# Leopard gecko/tortoise advise



## Aimeesid (Nov 20, 2017)

Hi, apologies if this is in wrong place as I'm new to all this! My son has been asking for a tortoise or gecko for a while now. We had put him off till he was a bit older and able to take on a few more responsibilities looking afta the pet. (while supervised by me) He is 8 now so I have been researching and leaning towards a leopard gecko. Just want a few more opinions on this being the best option? Any advise would be great, thanks :2thumb:


----------



## FK Geckos (Jun 29, 2017)

I think a Leopard Gecko would be better but both might be a little boring.

A tortoise will obviously be day active but I don't know how fun they will be in the long run for a kid. I have no experience with them but I can't see them being very exciting animals.

With Leos it really seems to depend on the individual and the setup. I've even found a huge difference in my Leos now compared to when I started out keeping. I started out, as many did, being spoon fed nonsense from idiots even though I couldn't understand how their 'advice' was best. A tiny 2' vivarium with kitchen roll as substrate, 3 hides, a heat mat, water bowl, calcium bowl and food bowl. That was the setup and honestly the geckos done nothing. They would sit on their mat all day inside their hot hide and would come out at night to feed. Now they have 4'x2'x2' vivs with overhead heating and UVB lighting and the difference is night and day. They are active throughout the day, happily basking and hunting during the day.

Something like a Bearded Dragon, Rankin's Dragon, Orange Spotted Agama or similar may be more entertaining throughout the day for a child.


----------



## daysocks (Nov 25, 2016)

My recommendation for an interesting easy to look after reptile would be the crested gecko.
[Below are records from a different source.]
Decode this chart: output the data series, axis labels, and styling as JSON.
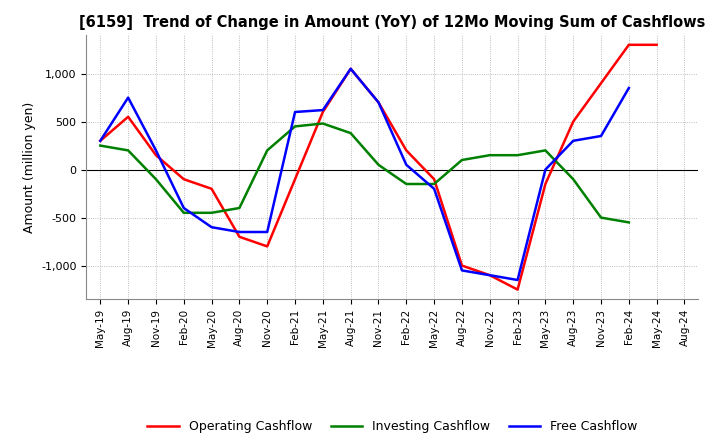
{
  "title": "[6159]  Trend of Change in Amount (YoY) of 12Mo Moving Sum of Cashflows",
  "ylabel": "Amount (million yen)",
  "x_labels": [
    "May-19",
    "Aug-19",
    "Nov-19",
    "Feb-20",
    "May-20",
    "Aug-20",
    "Nov-20",
    "Feb-21",
    "May-21",
    "Aug-21",
    "Nov-21",
    "Feb-22",
    "May-22",
    "Aug-22",
    "Nov-22",
    "Feb-23",
    "May-23",
    "Aug-23",
    "Nov-23",
    "Feb-24",
    "May-24",
    "Aug-24"
  ],
  "operating": [
    300,
    550,
    150,
    -100,
    -200,
    -700,
    -800,
    -100,
    600,
    1050,
    700,
    200,
    -100,
    -1000,
    -1100,
    -1250,
    -150,
    500,
    900,
    1300,
    1300,
    null
  ],
  "investing": [
    250,
    200,
    -100,
    -450,
    -450,
    -400,
    200,
    450,
    480,
    380,
    50,
    -150,
    -150,
    100,
    150,
    150,
    200,
    -100,
    -500,
    -550,
    null,
    null
  ],
  "free": [
    300,
    750,
    200,
    -400,
    -600,
    -650,
    -650,
    600,
    620,
    1050,
    700,
    50,
    -200,
    -1050,
    -1100,
    -1150,
    0,
    300,
    350,
    850,
    null,
    null
  ],
  "ylim": [
    -1350,
    1400
  ],
  "yticks": [
    -1000,
    -500,
    0,
    500,
    1000
  ],
  "colors": {
    "operating": "#ff0000",
    "investing": "#008000",
    "free": "#0000ff"
  },
  "legend_labels": [
    "Operating Cashflow",
    "Investing Cashflow",
    "Free Cashflow"
  ],
  "background_color": "#ffffff",
  "grid_color": "#aaaaaa"
}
They're really fun to handle, they come in a lot of different patterns and you can make their vivs really really good looking!

They live at room temperature and their diet consists of largely Pangea/Repashy with bugs sometimes. Spray them once a day for their water and they're pretty much good. Really easy to care for, which is good for an 8 year old learning responsibility


----------



## FK Geckos (Jun 29, 2017)

daysocks said:


> They live at room temperature


That would depend on what room temperature is. They really should have a heat gradient, as should any cold-blooded animal. The use of a heat bulb is highly recommend for cresties. Yes they can survive at a constant temp of 24C but they are better off with a range of temps throughout the enclosure.


----------